Theodore George “Ted” Paraskevakos (born March 25, 1937 in Athens, Greece) is a Greek inventor and businessman and a naturalized citizen of the United States. Paraskevakos graduated from The Superior College of Electronics in Greece and served for 28 months as communications and electronics instructor in the Hellenic Air Force. He attended a variety of courses for digital engineering in Alabama and in Florida.
Paraskevakos’ most notable inventions relate to the transmission of electronic data through telephone lines which formed the original basis for what is now known as Caller ID. Paraskevakos began his work in this field in 1968 while working as a communications engineer with SITA and has since been issued over 20 patents worldwide based on this technology. His transmitter[1] and receiver[2] were reduced to practice in 1971 in a Boeing facility in Huntsville, Alabama, representing the world’s first prototypes of caller identification devices. They were installed at Peoples’ Telephone Company in Leesburg, Alabama and in Athens, Greece where they were demonstrated to several telephone companies with great success.

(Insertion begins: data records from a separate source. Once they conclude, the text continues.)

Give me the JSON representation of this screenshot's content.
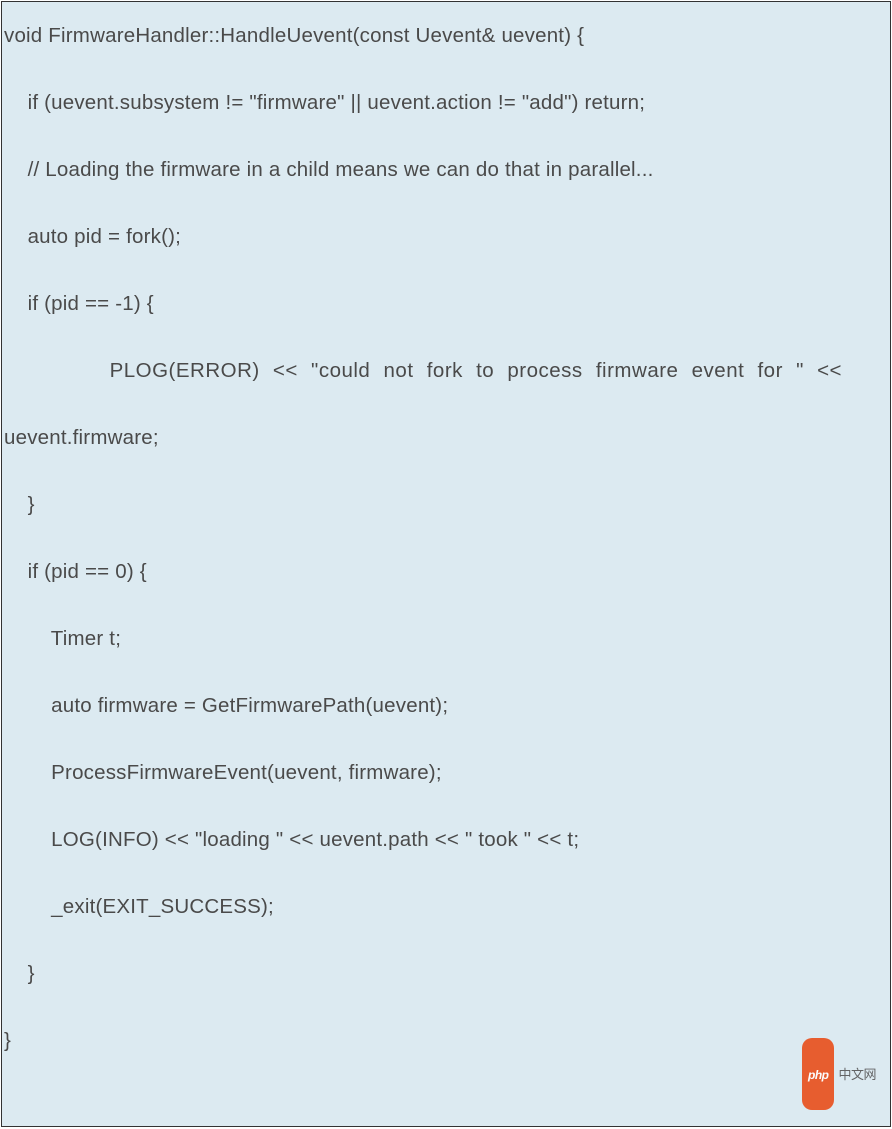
{
  "code": {
    "lines": [
      "void FirmwareHandler::HandleUevent(const Uevent& uevent) {",
      "    if (uevent.subsystem != \"firmware\" || uevent.action != \"add\") return;",
      "",
      "    // Loading the firmware in a child means we can do that in parallel...",
      "    auto pid = fork();",
      "    if (pid == -1) {",
      "        PLOG(ERROR) << \"could not fork to process firmware event for \" <<",
      "uevent.firmware;",
      "    }",
      "    if (pid == 0) {",
      "        Timer t;",
      "        auto firmware = GetFirmwarePath(uevent);",
      "        ProcessFirmwareEvent(uevent, firmware);",
      "        LOG(INFO) << \"loading \" << uevent.path << \" took \" << t;",
      "        _exit(EXIT_SUCCESS);",
      "    }",
      "}"
    ]
  },
  "watermark": {
    "pill": "php",
    "text": "中文网"
  },
  "colors": {
    "bg": "#DCEAF1",
    "text": "#4A4A4A",
    "border": "#333333",
    "wm_pill": "#E94E1B"
  }
}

Paraskevakos holds over 60 patents worldwide including, but not limited to, the first digital alarm communication system,[3]automatic meter reading and load management,[4] digital vending machine communications,[5] indoor archery,[6] vertical parking, and intelligent currency validation network.[7] He founded, among other companies, Metretek, Inc.[1], DataVend, Inc. and Intelligent Currency Validation Network, Inc.[2].